India’s procurement programme can be defended on a number of grounds. First, India’s small and marginal farmers, who account for the bulk of all agriculturists, are exempt from subsidy reduction commitments under Article 6.2 of the WTO’s Agreement on Agriculture. Second, as India and China have argued in a joint paper released last year, the developed world benefits from an overall farm subsidy ceiling of 5 per cent on farm output, as against a product-specific cap of 10 per cent on the produce of developing world. Under the guise of an overall cap, the former is able to extensively support some crops more than others. A product-specific cap may lead to an overestimation of input subsidies that are not crop-specific. Third, product-specific price support is based on the difference between the prevailing price and an ‘external reference price’ (ERF) based on 1986-88 prices. Apart from the ERP being outdated, the subsidy is calculated in the domestic currency rather than the dollar. Depreciation of the former exaggerates the subsidy.
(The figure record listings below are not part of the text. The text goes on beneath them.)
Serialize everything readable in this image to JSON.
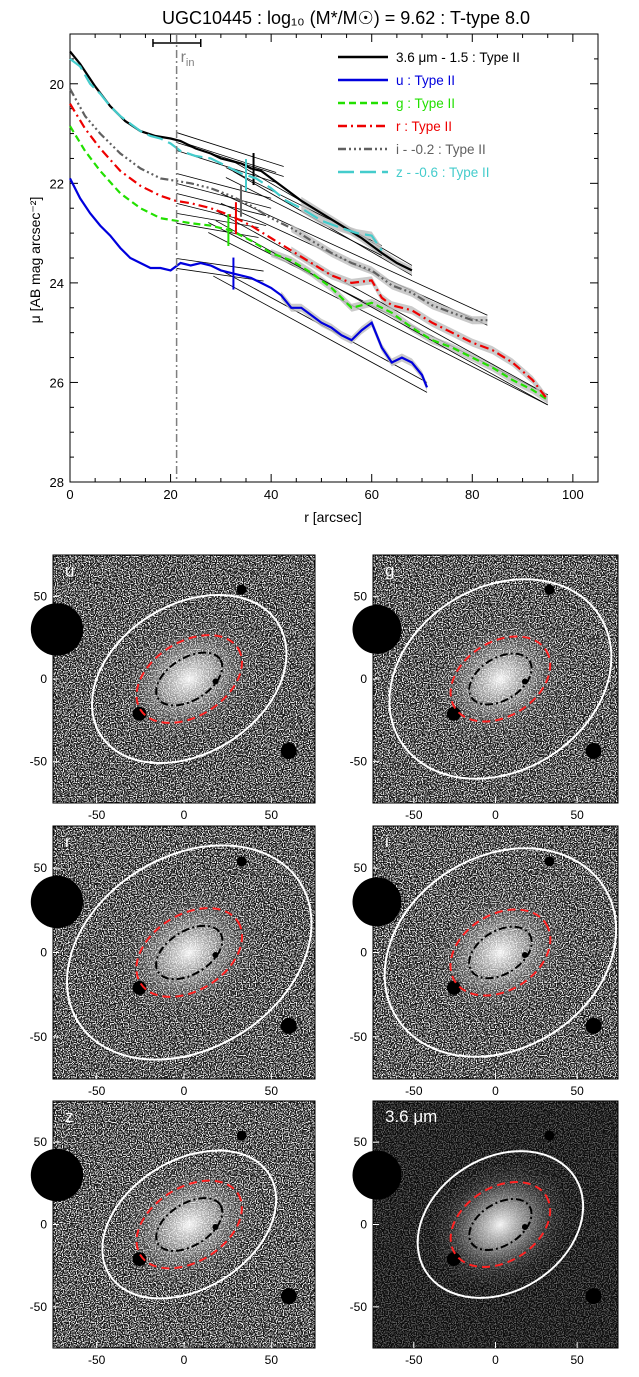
{
  "title": "UGC10445 : log₁₀ (M*/M☉) = 9.62 : T-type 8.0",
  "colors": {
    "k36": "#000000",
    "u": "#0000dd",
    "g": "#22e000",
    "r": "#ee0000",
    "i": "#606060",
    "z": "#44cccc",
    "rin": "#7f7f7f"
  },
  "chart_data": [
    {
      "type": "line",
      "title": "UGC10445 : log₁₀ (M*/M☉) = 9.62 : T-type 8.0",
      "xlabel": "r [arcsec]",
      "ylabel": "μ [AB mag arcsec⁻²]",
      "xlim": [
        0,
        105
      ],
      "ylim": [
        28,
        19
      ],
      "y_inverted": true,
      "xticks": [
        "0",
        "20",
        "40",
        "60",
        "80",
        "100"
      ],
      "yticks": [
        "20",
        "22",
        "24",
        "26",
        "28"
      ],
      "grid": false,
      "legend_position": "top-right",
      "r_in": {
        "label": "r",
        "sub": "in",
        "value": 21.2,
        "err": [
          16.5,
          26
        ]
      },
      "series": [
        {
          "name": "3.6 μm - 1.5 : Type II",
          "color": "#000000",
          "dash": "solid",
          "x": [
            0,
            2,
            5,
            8,
            11,
            14,
            17,
            20,
            22,
            25,
            28,
            30,
            32,
            34,
            36,
            38,
            42,
            46,
            50,
            54,
            58,
            62,
            65,
            68
          ],
          "y": [
            19.35,
            19.6,
            20.05,
            20.45,
            20.75,
            20.95,
            21.05,
            21.1,
            21.15,
            21.3,
            21.4,
            21.5,
            21.55,
            21.6,
            21.7,
            21.75,
            22.05,
            22.35,
            22.6,
            22.85,
            23.1,
            23.4,
            23.6,
            23.75
          ],
          "break_r": 36.5
        },
        {
          "name": "u : Type II",
          "color": "#0000dd",
          "dash": "solid",
          "x": [
            0,
            2,
            4,
            6,
            8,
            10,
            12,
            14,
            16,
            18,
            20,
            22,
            24,
            26,
            28,
            30,
            32,
            34,
            36,
            38,
            40,
            42,
            44,
            46,
            48,
            50,
            52,
            54,
            56,
            58,
            60,
            62,
            64,
            66,
            68,
            70,
            71
          ],
          "y": [
            21.9,
            22.3,
            22.6,
            22.85,
            23.05,
            23.3,
            23.5,
            23.6,
            23.7,
            23.7,
            23.75,
            23.6,
            23.65,
            23.6,
            23.65,
            23.75,
            23.8,
            23.85,
            23.9,
            24.0,
            24.1,
            24.25,
            24.5,
            24.5,
            24.65,
            24.8,
            24.9,
            25.05,
            25.15,
            24.95,
            24.8,
            25.3,
            25.6,
            25.5,
            25.6,
            25.85,
            26.1
          ],
          "break_r": 32.5
        },
        {
          "name": "g : Type II",
          "color": "#22e000",
          "dash": "dashed",
          "x": [
            0,
            3,
            6,
            10,
            14,
            18,
            21,
            24,
            28,
            32,
            36,
            40,
            44,
            48,
            52,
            56,
            60,
            64,
            68,
            72,
            76,
            80,
            84,
            88,
            92,
            95
          ],
          "y": [
            20.85,
            21.35,
            21.75,
            22.2,
            22.5,
            22.7,
            22.75,
            22.8,
            22.85,
            22.95,
            23.15,
            23.4,
            23.55,
            23.8,
            24.1,
            24.5,
            24.4,
            24.6,
            24.9,
            25.15,
            25.3,
            25.5,
            25.7,
            25.95,
            26.15,
            26.35
          ],
          "break_r": 31.5
        },
        {
          "name": "r : Type II",
          "color": "#ee0000",
          "dash": "dashdot",
          "x": [
            0,
            3,
            6,
            10,
            14,
            18,
            21,
            24,
            28,
            32,
            36,
            40,
            44,
            48,
            52,
            56,
            60,
            62,
            64,
            68,
            72,
            76,
            80,
            84,
            88,
            92,
            95
          ],
          "y": [
            20.4,
            20.9,
            21.3,
            21.75,
            22.05,
            22.25,
            22.35,
            22.4,
            22.5,
            22.65,
            22.85,
            23.1,
            23.35,
            23.6,
            23.85,
            24.0,
            23.95,
            24.3,
            24.45,
            24.55,
            24.8,
            25.0,
            25.2,
            25.35,
            25.6,
            25.95,
            26.35
          ],
          "break_r": 33.0
        },
        {
          "name": "i - -0.2 : Type II",
          "color": "#606060",
          "dash": "dashdotdotdot",
          "x": [
            0,
            3,
            6,
            10,
            14,
            18,
            21,
            24,
            28,
            32,
            36,
            40,
            44,
            48,
            52,
            56,
            60,
            64,
            68,
            72,
            76,
            80,
            83
          ],
          "y": [
            20.1,
            20.65,
            21.0,
            21.4,
            21.7,
            21.9,
            21.95,
            22.0,
            22.1,
            22.25,
            22.45,
            22.7,
            22.9,
            23.15,
            23.4,
            23.6,
            23.75,
            24.05,
            24.2,
            24.45,
            24.6,
            24.75,
            24.75
          ],
          "break_r": 34.0
        },
        {
          "name": "z - -0.6 : Type II",
          "color": "#44cccc",
          "dash": "longdash",
          "x": [
            0,
            2,
            4,
            6,
            8,
            10,
            12,
            14,
            16,
            18,
            20,
            22,
            25,
            28,
            31,
            34,
            37,
            40,
            43,
            46,
            50,
            54,
            57,
            60,
            62
          ],
          "y": [
            19.5,
            19.65,
            20.0,
            20.2,
            20.45,
            20.65,
            20.8,
            20.95,
            21.05,
            21.1,
            21.2,
            21.35,
            21.45,
            21.5,
            21.65,
            21.8,
            21.9,
            22.1,
            22.35,
            22.5,
            22.75,
            22.9,
            23.0,
            23.05,
            23.35
          ],
          "break_r": 35.0
        }
      ]
    },
    {
      "type": "heatmap",
      "panel_label": "u",
      "xticks": [
        "-50",
        "0",
        "50"
      ],
      "yticks": [
        "50",
        "0",
        "-50"
      ],
      "xlim": [
        -75,
        75
      ],
      "ylim": [
        -75,
        75
      ]
    },
    {
      "type": "heatmap",
      "panel_label": "g",
      "xticks": [
        "-50",
        "0",
        "50"
      ],
      "yticks": [
        "50",
        "0",
        "-50"
      ],
      "xlim": [
        -75,
        75
      ],
      "ylim": [
        -75,
        75
      ]
    },
    {
      "type": "heatmap",
      "panel_label": "r",
      "xticks": [
        "-50",
        "0",
        "50"
      ],
      "yticks": [
        "50",
        "0",
        "-50"
      ],
      "xlim": [
        -75,
        75
      ],
      "ylim": [
        -75,
        75
      ]
    },
    {
      "type": "heatmap",
      "panel_label": "i",
      "xticks": [
        "-50",
        "0",
        "50"
      ],
      "yticks": [
        "50",
        "0",
        "-50"
      ],
      "xlim": [
        -75,
        75
      ],
      "ylim": [
        -75,
        75
      ]
    },
    {
      "type": "heatmap",
      "panel_label": "z",
      "xticks": [
        "-50",
        "0",
        "50"
      ],
      "yticks": [
        "50",
        "0",
        "-50"
      ],
      "xlim": [
        -75,
        75
      ],
      "ylim": [
        -75,
        75
      ]
    },
    {
      "type": "heatmap",
      "panel_label": "3.6 μm",
      "xticks": [
        "-50",
        "0",
        "50"
      ],
      "yticks": [
        "50",
        "0",
        "-50"
      ],
      "xlim": [
        -75,
        75
      ],
      "ylim": [
        -75,
        75
      ]
    }
  ]
}
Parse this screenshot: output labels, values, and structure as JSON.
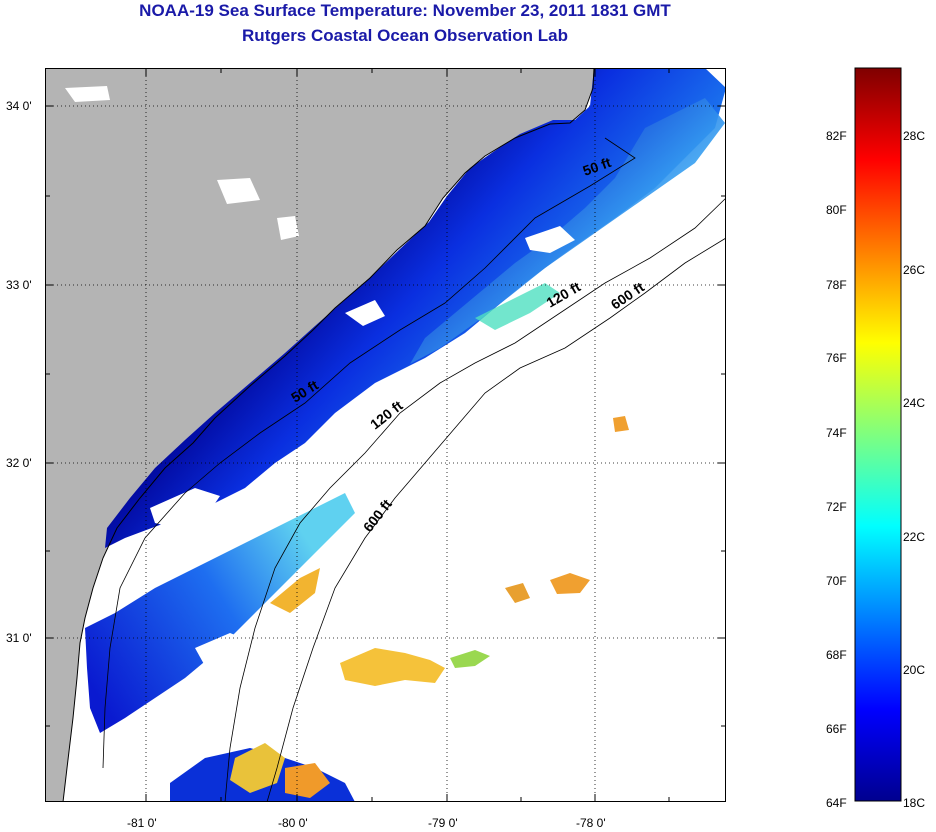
{
  "header": {
    "title": "NOAA-19 Sea Surface Temperature:  November 23, 2011 1831 GMT",
    "subtitle": "Rutgers Coastal Ocean Observation Lab"
  },
  "map": {
    "lat_ticks": [
      "34 0'",
      "33 0'",
      "32 0'",
      "31 0'"
    ],
    "lon_ticks": [
      "-81 0'",
      "-80 0'",
      "-79 0'",
      "-78 0'"
    ],
    "isobaths": [
      {
        "label": "50 ft"
      },
      {
        "label": "50 ft"
      },
      {
        "label": "120 ft"
      },
      {
        "label": "120 ft"
      },
      {
        "label": "600 ft"
      },
      {
        "label": "600 ft"
      }
    ],
    "colors": {
      "land": "#b4b4b4",
      "cloud": "#ffffff",
      "coast": "#000000",
      "grid": "#000000"
    }
  },
  "colorbar": {
    "fahrenheit": [
      "82F",
      "80F",
      "78F",
      "76F",
      "74F",
      "72F",
      "70F",
      "68F",
      "66F",
      "64F"
    ],
    "celsius": [
      "28C",
      "26C",
      "24C",
      "22C",
      "20C",
      "18C"
    ],
    "range_c": [
      18,
      29.5
    ],
    "colormap": "jet"
  }
}
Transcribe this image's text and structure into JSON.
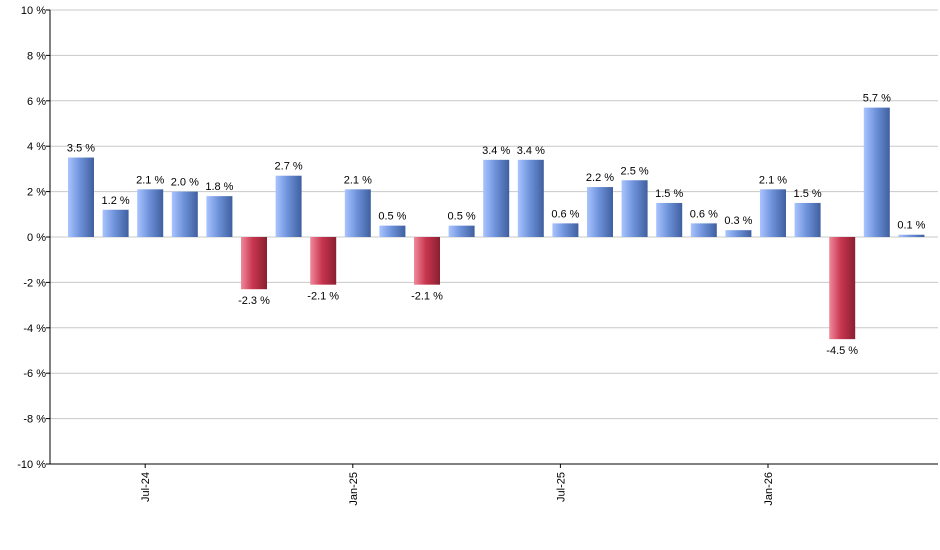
{
  "chart_data": {
    "type": "bar",
    "title": "",
    "xlabel": "",
    "ylabel": "",
    "ylim": [
      -10,
      10
    ],
    "yticks": [
      -10,
      -8,
      -6,
      -4,
      -2,
      0,
      2,
      4,
      6,
      8,
      10
    ],
    "ytick_labels": [
      "-10 %",
      "-8 %",
      "-6 %",
      "-4 %",
      "-2 %",
      "0 %",
      "2 %",
      "4 %",
      "6 %",
      "8 %",
      "10 %"
    ],
    "grid": true,
    "legend": "none",
    "x_tick_labels": [
      {
        "label": "Jul-24",
        "index": 2
      },
      {
        "label": "Jan-25",
        "index": 8
      },
      {
        "label": "Jul-25",
        "index": 14
      },
      {
        "label": "Jan-26",
        "index": 20
      }
    ],
    "values": [
      3.5,
      1.2,
      2.1,
      2.0,
      1.8,
      -2.3,
      2.7,
      -2.1,
      2.1,
      0.5,
      -2.1,
      0.5,
      3.4,
      3.4,
      0.6,
      2.2,
      2.5,
      1.5,
      0.6,
      0.3,
      2.1,
      1.5,
      -4.5,
      5.7,
      0.1
    ],
    "data_labels": [
      "3.5 %",
      "1.2 %",
      "2.1 %",
      "2.0 %",
      "1.8 %",
      "-2.3 %",
      "2.7 %",
      "-2.1 %",
      "2.1 %",
      "0.5 %",
      "-2.1 %",
      "0.5 %",
      "3.4 %",
      "3.4 %",
      "0.6 %",
      "2.2 %",
      "2.5 %",
      "1.5 %",
      "0.6 %",
      "0.3 %",
      "2.1 %",
      "1.5 %",
      "-4.5 %",
      "5.7 %",
      "0.1 %"
    ],
    "colors": {
      "positive_light": "#a9c4ff",
      "positive_mid": "#6f93db",
      "positive_dark": "#3f5f9f",
      "negative_light": "#f08a9c",
      "negative_mid": "#c8364f",
      "negative_dark": "#8a1f30",
      "grid": "#c8c8c8",
      "axis": "#000000"
    }
  }
}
The developed world subsidises its farmers generously, and indeed distorts world markets, by masking its subsidies under the ‘blue box’ and ‘green box’ categories. The former is considered ‘minimally distorting’ as it deals with curtailing production, whereas the latter is deemed ‘non-distorting’ as it covers various income support. A debate on a ‘permanent solution’ to public stock-holding should lead to a more transparent system.

That said, India should consider prioritising income support over price support. The demand for a ‘pay commission’ of sorts for agriculturists, raised by farmers’ organisations, is not without merit. We could redesign the food subsidy bill, but on our terms alone.